Ungarn wird aufgrund der deutlich höheren Nachfrage als erwartet fast 1.000 MW neue Netzanschlusskapazität für Windkraftprojekte bereitstellen und damit die ursprünglich gegenüber der Europäischen Union zugesagten 700 MW übertreffen. Das gab Wirtschafts- und Energieminister István Kapitány am 17. Juli auf Facebook bekannt.
Starke Nachfrage führt zu größerem Ausbau
Die Ausweitung markiert einen bedeutenden Kurswechsel in der ungarischen Energiepolitik. Nach fast einem Jahrzehnt nahezu stagnierenden Windkraftausbaus sollen nun deutlich mehr Projekte realisiert werden als ursprünglich geplant.

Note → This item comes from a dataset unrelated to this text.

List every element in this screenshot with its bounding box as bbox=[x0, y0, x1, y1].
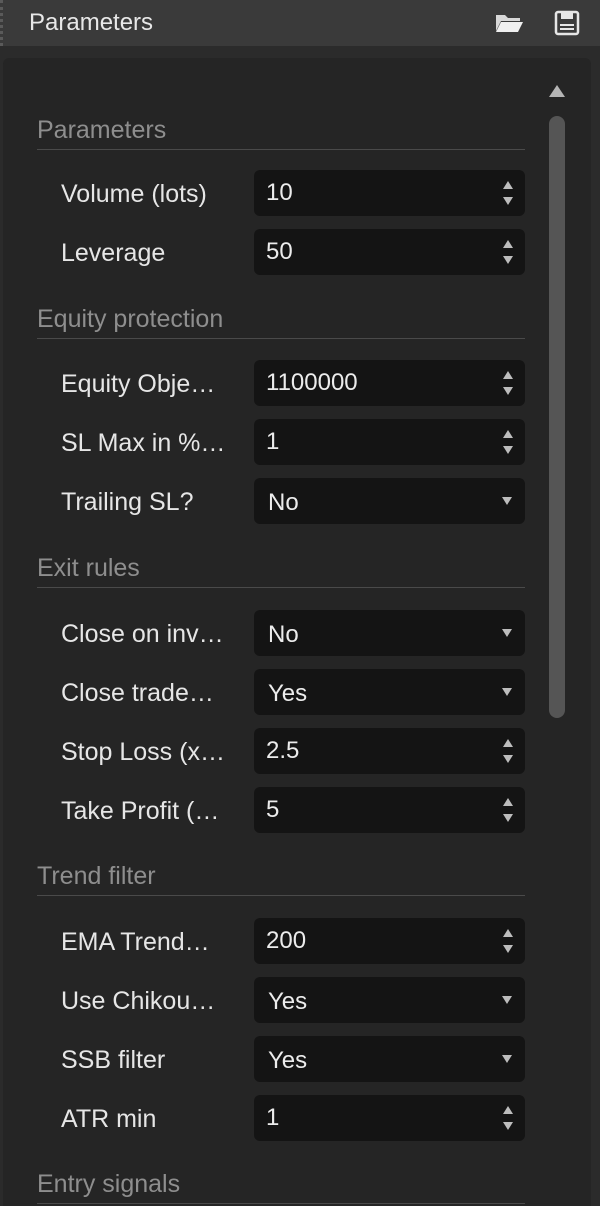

Der Ausbau der Windenergie war seit 2016 praktisch zum Stillstand gekommen, nachdem die damalige Regierung strenge Abstandsregeln eingeführt hatte. Windkraftanlagen durften nur in großem Abstand zu Siedlungen errichtet werden, wodurch geeignete Standorte nahezu vollständig entfielen.

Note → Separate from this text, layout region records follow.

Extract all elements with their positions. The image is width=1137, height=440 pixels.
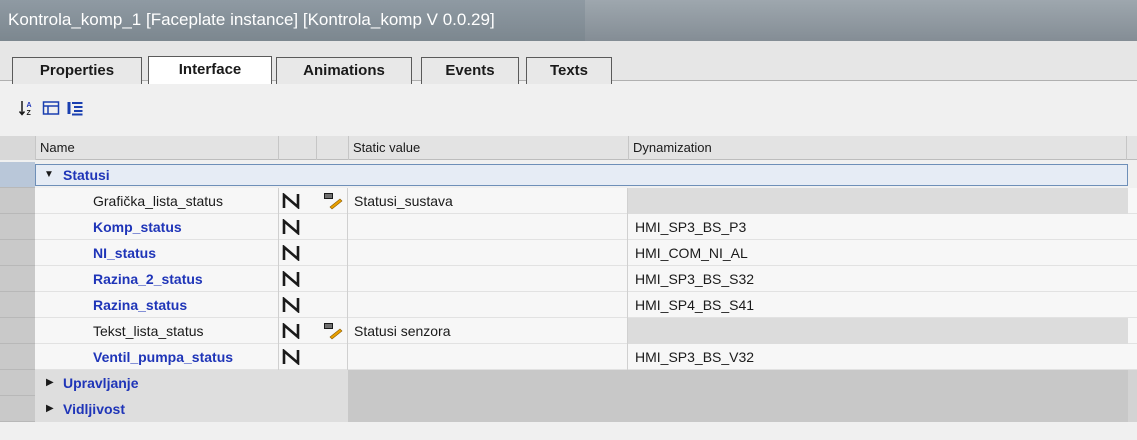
- row-static-value[interactable]: Statusi_sustava: [348, 188, 628, 214]
- svg-text:Z: Z: [27, 110, 32, 117]
- row-gutter: [0, 266, 35, 292]
- group-value-cell: [348, 396, 1128, 422]
- expanded-arrow-icon[interactable]: ▼: [44, 162, 54, 188]
- column-header-text-type[interactable]: [316, 136, 348, 160]
- row-name: Ventil_pumpa_status: [93, 349, 234, 365]
- row-static-value[interactable]: Statusi senzora: [348, 318, 628, 344]
- row-name: NI_status: [93, 245, 157, 261]
- table-row[interactable]: Ventil_pumpa_status HMI_SP3_BS_V32: [0, 344, 1137, 370]
- row-name: Razina_2_status: [93, 271, 203, 287]
- table-row[interactable]: NI_status HMI_COM_NI_AL: [0, 240, 1137, 266]
- column-header-spacer: [1126, 136, 1137, 160]
- interface-table: Name Static value Dynamization ▼ Statusi…: [0, 136, 1137, 440]
- row-name: Tekst_lista_status: [93, 323, 204, 339]
- group-label: Upravljanje: [63, 375, 139, 391]
- row-gutter: [0, 370, 35, 396]
- row-dynamization[interactable]: HMI_SP3_BS_V32: [628, 344, 1128, 370]
- table-row[interactable]: Tekst_lista_status Statusi senzora: [0, 318, 1137, 344]
- header-gutter: [0, 136, 35, 160]
- row-name: Razina_status: [93, 297, 188, 313]
- collapsed-arrow-icon[interactable]: ▶: [46, 396, 54, 422]
- text-list-icon[interactable]: [322, 191, 344, 211]
- tag-connection-icon[interactable]: [282, 219, 300, 235]
- svg-text:A: A: [27, 102, 32, 109]
- window-title-bar: Kontrola_komp_1 [Faceplate instance] [Ko…: [0, 0, 1137, 41]
- row-gutter: [0, 344, 35, 370]
- table-row[interactable]: Razina_2_status HMI_SP3_BS_S32: [0, 266, 1137, 292]
- group-row-statusi[interactable]: ▼ Statusi: [0, 162, 1137, 188]
- tag-connection-icon[interactable]: [282, 297, 300, 313]
- column-header-name[interactable]: Name: [35, 136, 278, 160]
- table-row[interactable]: Komp_status HMI_SP3_BS_P3: [0, 214, 1137, 240]
- row-dynamization[interactable]: [628, 318, 1128, 344]
- row-static-value[interactable]: [348, 266, 628, 292]
- table-row[interactable]: Razina_status HMI_SP4_BS_S41: [0, 292, 1137, 318]
- group-row-vidljivost[interactable]: ▶ Vidljivost: [0, 396, 1137, 422]
- row-gutter: [0, 214, 35, 240]
- table-row[interactable]: Grafička_lista_status Statusi_sustava: [0, 188, 1137, 214]
- group-row-upravljanje[interactable]: ▶ Upravljanje: [0, 370, 1137, 396]
- tag-connection-icon[interactable]: [282, 245, 300, 261]
- row-gutter: [0, 240, 35, 266]
- group-label: Vidljivost: [63, 401, 125, 417]
- tab-animations[interactable]: Animations: [276, 57, 412, 84]
- row-name: Komp_status: [93, 219, 182, 235]
- row-type-icons: [278, 188, 348, 214]
- row-type-icons: [278, 318, 348, 344]
- row-dynamization[interactable]: HMI_COM_NI_AL: [628, 240, 1128, 266]
- tab-properties[interactable]: Properties: [12, 57, 142, 84]
- tag-connection-icon[interactable]: [282, 193, 300, 209]
- interface-toolbar: A Z: [0, 91, 1137, 123]
- row-gutter: [0, 318, 35, 344]
- column-header-static-value[interactable]: Static value: [348, 136, 628, 160]
- row-gutter: [0, 188, 35, 214]
- row-static-value[interactable]: [348, 240, 628, 266]
- row-type-icons: [278, 344, 348, 370]
- collapse-all-icon[interactable]: [42, 99, 60, 117]
- tag-connection-icon[interactable]: [282, 349, 300, 365]
- sort-az-icon[interactable]: A Z: [18, 99, 36, 117]
- row-gutter: [0, 162, 35, 188]
- tab-events[interactable]: Events: [421, 57, 519, 84]
- group-highlight: [35, 164, 1128, 186]
- row-static-value[interactable]: [348, 214, 628, 240]
- table-header: Name Static value Dynamization: [0, 136, 1137, 160]
- row-gutter: [0, 292, 35, 318]
- tab-texts[interactable]: Texts: [526, 57, 612, 84]
- row-dynamization[interactable]: HMI_SP4_BS_S41: [628, 292, 1128, 318]
- row-type-icons: [278, 292, 348, 318]
- row-static-value[interactable]: [348, 344, 628, 370]
- collapsed-arrow-icon[interactable]: ▶: [46, 370, 54, 396]
- row-name: Grafička_lista_status: [93, 193, 223, 209]
- row-gutter: [0, 396, 35, 422]
- row-type-icons: [278, 266, 348, 292]
- tag-connection-icon[interactable]: [282, 323, 300, 339]
- row-dynamization[interactable]: HMI_SP3_BS_S32: [628, 266, 1128, 292]
- window-title: Kontrola_komp_1 [Faceplate instance] [Ko…: [8, 10, 495, 29]
- group-value-cell: [348, 370, 1128, 396]
- row-dynamization[interactable]: [628, 188, 1128, 214]
- row-type-icons: [278, 214, 348, 240]
- row-dynamization[interactable]: HMI_SP3_BS_P3: [628, 214, 1128, 240]
- expand-all-icon[interactable]: [66, 99, 84, 117]
- group-label: Statusi: [63, 167, 110, 183]
- tab-interface[interactable]: Interface: [148, 56, 272, 84]
- row-static-value[interactable]: [348, 292, 628, 318]
- tag-connection-icon[interactable]: [282, 271, 300, 287]
- tab-bar: Properties Interface Animations Events T…: [0, 41, 1137, 84]
- row-type-icons: [278, 240, 348, 266]
- column-header-dynamization[interactable]: Dynamization: [628, 136, 1126, 160]
- column-header-dyn-type[interactable]: [278, 136, 316, 160]
- text-list-icon[interactable]: [322, 321, 344, 341]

Lockerung der Regeln ebnete den Weg
Erst 2024 wurden die Vorschriften gelockert. Die Mindestabstände zwischen Windkraftanlagen und Wohngebieten wurden deutlich reduziert und an europäische Standards angepasst, wodurch neue Projekte wieder möglich wurden. Die Reform war Teil der von Ungarn zugesagten Energiemaßnahmen im Zusammenhang mit der Freigabe von Mitteln aus der EU-Wiederaufbau- und Resilienzfazilität (RRF).
Kapitány erklärte, das Programm zum Ausbau der Windenergie und zur Modernisierung des Stromnetzes solle ein ausgewogeneres Energiesystem schaffen und bestehende Netzengpässe beseitigen.
Ergänzung zur Solarenergie
Nach Angaben des Ministers ist der Ausbau der Windkraft notwendig, um die stark gewachsene Solarstromproduktion besser zu ergänzen und die Versorgungssicherheit langfristig zu erhöhen.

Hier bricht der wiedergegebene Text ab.